Häxan déconcertait le public, même les spectateurs les plus attentifs aux considérations avant-gardistes. Le film ne s’inscrit dans aucun champ d’expression reconnaissable en 1922. Il mélange les styles, les formes, les effets et les discours. Création hybride, le film navigue entre documentaire, exposé scientifique, essai historique, recherche esthétique et développement sociologique. Tourné entre l’été 1920 et le début de l’hiver 1921, Häxan est une œuvre qui inaugure la possibilité de considérer le cinéma comme un outil de synthèse artistique.
Au début des années 1910, Benjamin Christensen découvre un livre, le Malleus Maleficarum, rédigé à la fin du XVème siècle. Le livre, composé de deux parties distinctes, est une sorte de compilation de textes préexistants qui, tous, évoquaient, dans un premier temps, l’inclination naturelle du féminin à se laisser gagner par les tentations offertes par Satan et donc à faire usage de la sorcellerie. Puis, dans sa seconde partie, le Malleus Maleficarum se transforme en manuel d’éradication des sorcières, de la capture à l’élimination définitive.
Le parti pris de Christensen est simple : adapter le livre pour ce qu’il est, un document historique et sociologique, et ne jamais s’interdire de laisser l’imaginaire prendre le pas sur le plausible. Visuellement, le film évoque, dans ses intentions filmiques comme dans ses sources d’inspiration esthétique, un cabinet de curiosités. Difficile de ne pas songer également à Étienne-Gaspard Robertson, le célèbre fantasmagore (Nom donné à celui qui faisait usage de supports dessinés à des fins dramatiques par l’intermédiaire d’une connaissance aiguë des expérimentations optiques qui fleurissaient à la fin du XVIIIème siècle). Benjamin Christensen assemble, empile, juxtapose des couches d’images. Son récit suit la linéarité narrative d’un texte mais le cinéaste n’omet jamais de rappeler que le film n’est jamais qu’une vision subjective, la sienne, du Malleus Maleficarum. Le film est une accumulation de vues de l’esprit conditionnées par la lecture du livre.

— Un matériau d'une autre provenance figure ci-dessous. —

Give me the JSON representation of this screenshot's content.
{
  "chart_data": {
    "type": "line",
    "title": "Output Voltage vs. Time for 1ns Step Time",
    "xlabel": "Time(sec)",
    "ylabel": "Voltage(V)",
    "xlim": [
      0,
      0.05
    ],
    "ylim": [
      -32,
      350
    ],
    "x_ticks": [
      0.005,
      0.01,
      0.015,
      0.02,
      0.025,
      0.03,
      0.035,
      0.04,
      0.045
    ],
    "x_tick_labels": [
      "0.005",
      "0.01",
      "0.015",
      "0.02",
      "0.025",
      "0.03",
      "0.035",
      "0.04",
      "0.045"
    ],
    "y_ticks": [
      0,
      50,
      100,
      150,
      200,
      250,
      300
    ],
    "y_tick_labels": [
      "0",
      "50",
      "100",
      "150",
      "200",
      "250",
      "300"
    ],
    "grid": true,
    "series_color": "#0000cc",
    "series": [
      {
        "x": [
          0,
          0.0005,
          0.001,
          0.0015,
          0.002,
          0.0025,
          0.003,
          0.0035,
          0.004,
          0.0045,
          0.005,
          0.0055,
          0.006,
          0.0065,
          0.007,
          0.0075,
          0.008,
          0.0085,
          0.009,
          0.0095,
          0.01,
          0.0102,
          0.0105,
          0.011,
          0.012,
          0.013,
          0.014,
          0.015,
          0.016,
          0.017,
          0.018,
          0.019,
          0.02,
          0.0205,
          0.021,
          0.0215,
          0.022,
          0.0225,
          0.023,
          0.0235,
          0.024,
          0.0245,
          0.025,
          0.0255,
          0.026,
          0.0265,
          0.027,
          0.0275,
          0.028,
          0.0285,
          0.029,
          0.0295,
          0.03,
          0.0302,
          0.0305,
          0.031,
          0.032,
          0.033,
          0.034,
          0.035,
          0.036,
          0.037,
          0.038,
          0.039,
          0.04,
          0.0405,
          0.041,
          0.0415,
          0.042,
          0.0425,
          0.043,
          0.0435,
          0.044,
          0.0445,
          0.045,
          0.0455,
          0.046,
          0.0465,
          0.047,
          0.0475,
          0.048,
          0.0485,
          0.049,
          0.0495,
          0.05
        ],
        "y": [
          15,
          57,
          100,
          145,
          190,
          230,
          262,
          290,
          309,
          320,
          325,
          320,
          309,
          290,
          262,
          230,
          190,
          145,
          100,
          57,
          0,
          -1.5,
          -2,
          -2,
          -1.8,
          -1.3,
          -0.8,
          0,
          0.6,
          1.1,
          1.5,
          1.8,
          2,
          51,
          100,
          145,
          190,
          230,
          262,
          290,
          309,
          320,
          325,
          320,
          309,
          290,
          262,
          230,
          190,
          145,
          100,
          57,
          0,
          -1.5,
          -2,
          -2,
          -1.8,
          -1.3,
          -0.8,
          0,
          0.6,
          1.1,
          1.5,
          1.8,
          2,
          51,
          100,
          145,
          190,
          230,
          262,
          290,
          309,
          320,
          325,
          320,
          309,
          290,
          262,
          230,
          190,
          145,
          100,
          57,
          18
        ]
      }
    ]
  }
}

Häxan s’ouvre sur plusieurs cartons qui associent le film à l’exposition d’une réflexion ou à une compilation de recherches sur un sujet précis, la sorcellerie. Puis intervient un plan surprenant. Un gros plan du cinéaste lui-même qui regarde le spectateur directement. Une injonction nous est lancée : il nous faut regarder de manière scrupuleuse le film. C’est-à-dire que Christensen nous demande d’examiner les images d’Häxan afin de, peut-être, prendre connaissance de certains faits connus d'une manière plus ou moins nouvelle ou même d’envisager différemment quelques événements passés, ce qui pourrait nous éclairer sur le présent. La contrainte est totale puisque le cadre est défini par une image élaborée à partir d'un point central, un iris, mais sans le principe d’ouverture ou de fermeture. Nul artifice de transition n’est donc utilisé ici pour nous imposer une vision sur les choses mais nous sommes invités à nous questionner sur la vision du cinéaste sur les choses. Christensen assume son statut : les images que nous allons voir résultent d’une déduction, celle de l’auteur, formulée à partir de recherches menées de manière scientifique sur un domaine précis. Le ton demeurera professoral tout au long du film : l’exposé filmique est assorti d’une gestuelle descriptive (une main munie d’une règle) qui indique au spectateur ce qu’il convient d’observer dans l’image pour en comprendre le sens profond et voir comment le discours et l’image se rejoignent. Häxan prétend alors accéder à un statut particulier : la fiction qui nous est proposée ici repose sur des actes vérifiés et vérifiables.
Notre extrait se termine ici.